Aku berdecak kesal, bosan menunggu lampu yang tidak kunjung menyala.
"Kalau udah ngantuk tidur saja," ucap Mas Sehan.
"Mana berani aku tidur kalau mati lampu gini."
Mas Sehan tak membalas ucapanku lagi, tapi dia terlihat menutup laptopnya.
"Ayo tidur!"
Aku terdiam kaget, "Ha?" Maksud Mas Sehan apa?
"Saya temenin," lanjutnya lagi.
"Serius?" tanyaku.
Mas Sehan berdehem, kemudian aku mengekor di belakangnya. Di depan kamarnya dan kamarku Mas Sehan berhenti, ngomong-ngomong kamar kami memang bersebelahan.
"Mau di mana?"
Aku menatap Mas Sehan dengan bingung, apanya yang mau di mana?
Seolah paham akan keterdiamanku, Mas Sehan kembali berucap. "Kamar saya atau kamar kamu?"
"Kamarku aja," jawabku pelan.
Aku masuk ke kamar dan Mas Sehan menyusul di belakangku.
"Saya temenin sampai lampunya nyala," ucapnya.
Aku mengangguk, "Senternya taruh nakas aja, Mas." Kasian tangan Mas Sehan kalau megangin handphonenya mulu.
Setelahnya aku segera membaringkan tubuhku di kasur, lalu menarik selimut hingga setengah badan.
Mas Sehan sendiri memilih duduk di sofa single yang ada di dalam kamarku ini.
Aku memejamkan mata berusaha untuk tidur, beberapa saat kemudian mataku kembali terbuka.
Aku menoleh ke arah Mas Sehan yang terlihat duduk sambil memejamkan matanya.
"Mas, kamu kalau mau tidur mending ke sini aja," ucapku tak tega, gimana kalau dia ketiduran sambil duduk gitu?

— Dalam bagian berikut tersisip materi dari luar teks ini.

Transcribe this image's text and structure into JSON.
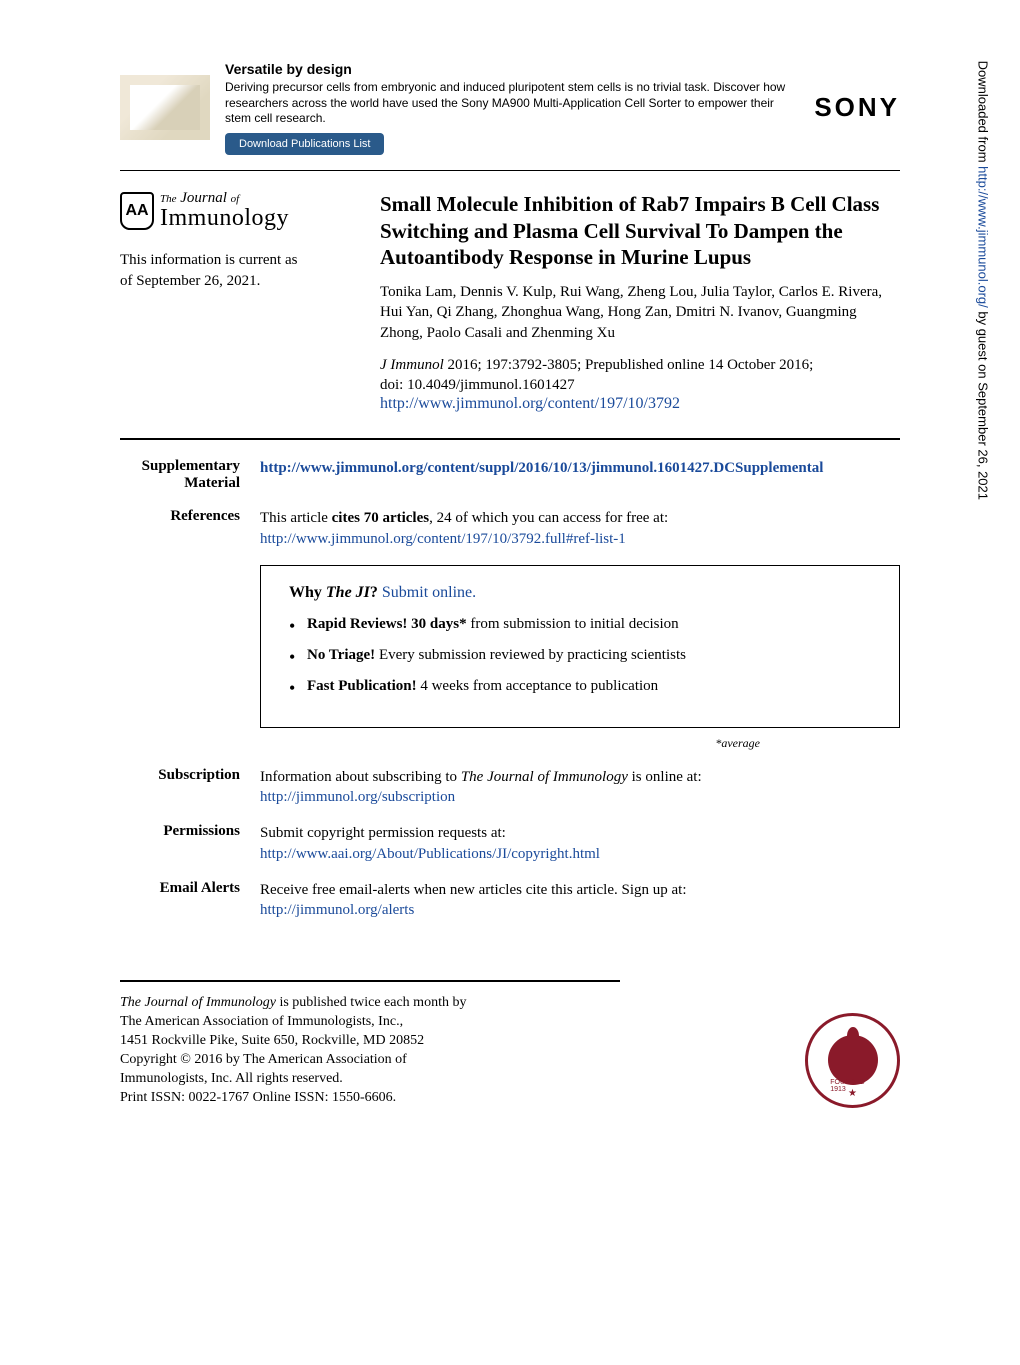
{
  "ad": {
    "title": "Versatile by design",
    "body": "Deriving precursor cells from embryonic and induced pluripotent stem cells is no trivial task. Discover how researchers across the world have used the Sony MA900 Multi-Application Cell Sorter to empower their stem cell research.",
    "button": "Download Publications List",
    "brand": "SONY"
  },
  "journal": {
    "shield": "AA",
    "the": "The",
    "top": "Journal",
    "of": "of",
    "bottom": "Immunology"
  },
  "current": {
    "line1": "This information is current as",
    "line2": "of September 26, 2021."
  },
  "article": {
    "title": "Small Molecule Inhibition of Rab7 Impairs B Cell Class Switching and Plasma Cell Survival To Dampen the Autoantibody Response in Murine Lupus",
    "authors": "Tonika Lam, Dennis V. Kulp, Rui Wang, Zheng Lou, Julia Taylor, Carlos E. Rivera, Hui Yan, Qi Zhang, Zhonghua Wang, Hong Zan, Dmitri N. Ivanov, Guangming Zhong, Paolo Casali and Zhenming Xu",
    "citation_journal": "J Immunol",
    "citation_rest": " 2016; 197:3792-3805; Prepublished online 14 October 2016;",
    "doi": "doi: 10.4049/jimmunol.1601427",
    "url": "http://www.jimmunol.org/content/197/10/3792"
  },
  "supplementary": {
    "label": "Supplementary Material",
    "url": "http://www.jimmunol.org/content/suppl/2016/10/13/jimmunol.1601427.DCSupplemental"
  },
  "references": {
    "label": "References",
    "text_pre": "This article ",
    "text_bold": "cites 70 articles",
    "text_post": ", 24 of which you can access for free at:",
    "url": "http://www.jimmunol.org/content/197/10/3792.full#ref-list-1"
  },
  "why": {
    "title_pre": "Why ",
    "title_em": "The JI",
    "title_q": "? ",
    "submit": "Submit online.",
    "b1_bold": "Rapid Reviews! 30 days*",
    "b1_rest": " from submission to initial decision",
    "b2_bold": "No Triage!",
    "b2_rest": " Every submission reviewed by practicing scientists",
    "b3_bold": "Fast Publication!",
    "b3_rest": " 4 weeks from acceptance to publication",
    "average": "*average"
  },
  "subscription": {
    "label": "Subscription",
    "text_pre": "Information about subscribing to ",
    "text_em": "The Journal of Immunology",
    "text_post": " is online at:",
    "url": "http://jimmunol.org/subscription"
  },
  "permissions": {
    "label": "Permissions",
    "text": "Submit copyright permission requests at:",
    "url": "http://www.aai.org/About/Publications/JI/copyright.html"
  },
  "alerts": {
    "label": "Email Alerts",
    "text": "Receive free email-alerts when new articles cite this article. Sign up at:",
    "url": "http://jimmunol.org/alerts"
  },
  "footer": {
    "l1_em": "The Journal of Immunology",
    "l1_rest": " is published twice each month by",
    "l2": "The American Association of Immunologists, Inc.,",
    "l3": "1451 Rockville Pike, Suite 650, Rockville, MD 20852",
    "l4": "Copyright © 2016 by The American Association of",
    "l5": "Immunologists, Inc. All rights reserved.",
    "l6": "Print ISSN: 0022-1767 Online ISSN: 1550-6606.",
    "seal_year": "FOUNDED 1913"
  },
  "sidebar": {
    "text_pre": "Downloaded from ",
    "url": "http://www.jimmunol.org/",
    "text_post": " by guest on September 26, 2021"
  }
}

Kan kasian, pasti pas bangun nanti jadi pegel.
Mas Sehan membuka matanya, "Nggak papa, saya di sini saja."
Aku menepuk-nepuk sebelah kasurku yang kosong, "Di sini aja," suruhku.
Mas Sehan memilih untuk mengalah, lalu bangkit untuk tidur di sebelahku.
Aku berbalik membelakangi Mas Sehan saat dia sudah berbaring di sampingku, Mas Sehan hanya diam dan tidak membuka suara lagi.
Tiba-tiba senter handphonenya Mas Sehan mati, sekarang benar-benar gelap tanpa ada penerangan apapun.
"Mas." Aku beringsut mendekat kepadanya.
"Baterainya habis," ucap Mas Sehan memberitahu.
"Gelap, Mas. Takut," cicitku pelan.
"Ssstt, tidur Rivera." Mas Sehan mengusap kepalaku dengan lembut, membuat mataku terpejam perlahan.
Malam itu, untuk yang kedua kalinya aku kembali tertidur dalam pelukan Mas Sehan.